If you are outside with no building available, lie flat in a nearby ditch or depression and cover your head with your hands. Be aware of the potential for flooding. Do not get under an overpass or bridge. You are safer in a low, flat location. Never try to outrun a tornado in urban or congested areas in a car or truck. Instead, leave the vehicle immediately for safe shelter. Watch out for flying debris. Flying debris from tornadoes causes most fatalities and injuries.

Whenever severe weather is possible, and you see any of the following signs:

Dark, often greenish sky
Large hail
A large, dark, low lying cloud (Particularly if rotating)
Loud Roar, similar to a freight train

Take Shelter immediately, do not wait to hear the outdoor warning system.

New Siren Information


As you may have seen in local media, St. Louis County has installed a new outdoor warning system. The new system has 195 sirens, most located at new sites to more efficiently cover the entire County population. The $7.5 million system is part of Proposition E-911, which was passed in November 2009. The $100 million bond issue will also replace individual police, fire and EMS communications systems, uniting them under one system.


If you have any questions about the siren system, contact the Director of the Emergency Communications Network (ECN), David Barney at 314-615-2562.

The sirens give instantaneous feedback on their functional status. This feature will reduce the amount of “down time” and provide for quicker repairs. Remember that the outdoor warning sirens are designed to be heard outside. The Office of Emergency Management still recommends that weather alert radios be used inside homes and business.

Siren Testing Information

The Countywide siren test is on the first Monday of every month at 11:00 a.m., weather permitting.

To report a siren that does not sound during the test and is in need of repair, you may send the information via e-mail to Mr. David Barney, Emergency Communications Network Director, or call (314) 615-2562


To report an unscheduled siren activation, do not e-mail. Call from 8:00 a.m. to 4:30 p.m. Monday through Friday at (314) 615-2562. After hours call St. Louis County Police Headquarters at (314) 889-2341.

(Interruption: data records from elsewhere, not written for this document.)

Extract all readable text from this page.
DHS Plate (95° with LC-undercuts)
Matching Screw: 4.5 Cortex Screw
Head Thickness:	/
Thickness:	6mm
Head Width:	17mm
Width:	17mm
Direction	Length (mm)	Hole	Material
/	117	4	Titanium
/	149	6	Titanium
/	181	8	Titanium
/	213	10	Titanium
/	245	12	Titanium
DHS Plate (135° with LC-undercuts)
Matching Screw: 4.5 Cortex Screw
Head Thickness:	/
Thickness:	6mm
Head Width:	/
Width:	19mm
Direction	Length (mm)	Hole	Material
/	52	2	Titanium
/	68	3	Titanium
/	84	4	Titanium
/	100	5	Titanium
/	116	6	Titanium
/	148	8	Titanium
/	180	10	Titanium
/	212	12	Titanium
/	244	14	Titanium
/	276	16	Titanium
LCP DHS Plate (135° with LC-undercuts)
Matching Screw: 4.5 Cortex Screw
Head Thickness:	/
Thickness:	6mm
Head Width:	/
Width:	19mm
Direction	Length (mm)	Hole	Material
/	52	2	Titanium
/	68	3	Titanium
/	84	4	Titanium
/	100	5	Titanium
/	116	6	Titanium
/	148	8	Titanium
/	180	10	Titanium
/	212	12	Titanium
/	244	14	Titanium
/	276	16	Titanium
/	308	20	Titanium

Siren Activation Procedure

The St. Louis County Police Department will activate the outdoor warning siren system whenever the National Weather Service issues a tornado warning for St. Louis County OR a county adjacent to St. Louis County AND the direction of the storm path poses a threat to St. Louis County. If a tornado warning is subsequently issued for St. Louis County, the sirens will again be activated. This policy was created to provide more time for our citizens to gather information and seek shelter from severe and threatening weather.

If the tornado warning sirens are activated (a 3-5 minutes steady alert tone), individuals should immediately seek shelter, such as a basement, storm cellar, or the lowest building level.If there is no basement, go to the center of an interior room on the lowest level (closet, interior hallway) away from corners, windows, doors, and outside walls. Once you are in a safe room, check local television and radio broadcasts, or alerts issued by the National Weather Service (NWS) over a NOAA Weather-Alert Radio.

There is no all clear message sounded through the siren system. Listen to local media sources or a NOAA Weather-Alert Radio for information on the storms path.

Tornado Watches and Warnings

Warning the public of severe thunderstorms and tornadoes is the National Weather Service's most important job. To help the public prepare for tornado situations a tornado watch and a tornado warning program has been developed.

Tornado Watch:This means that conditions are favorable for tornado development. This is the time to prepare. You should keep alert by listening to radio, television or weather radio for the latest weather information. Know where your children are. Be aware of where you will go and what you will do if a tornado threatens.

Tornado Warning: This means a tornado has been sighted or indicated by radar. People in the path of the storm should take immediate life saving actions.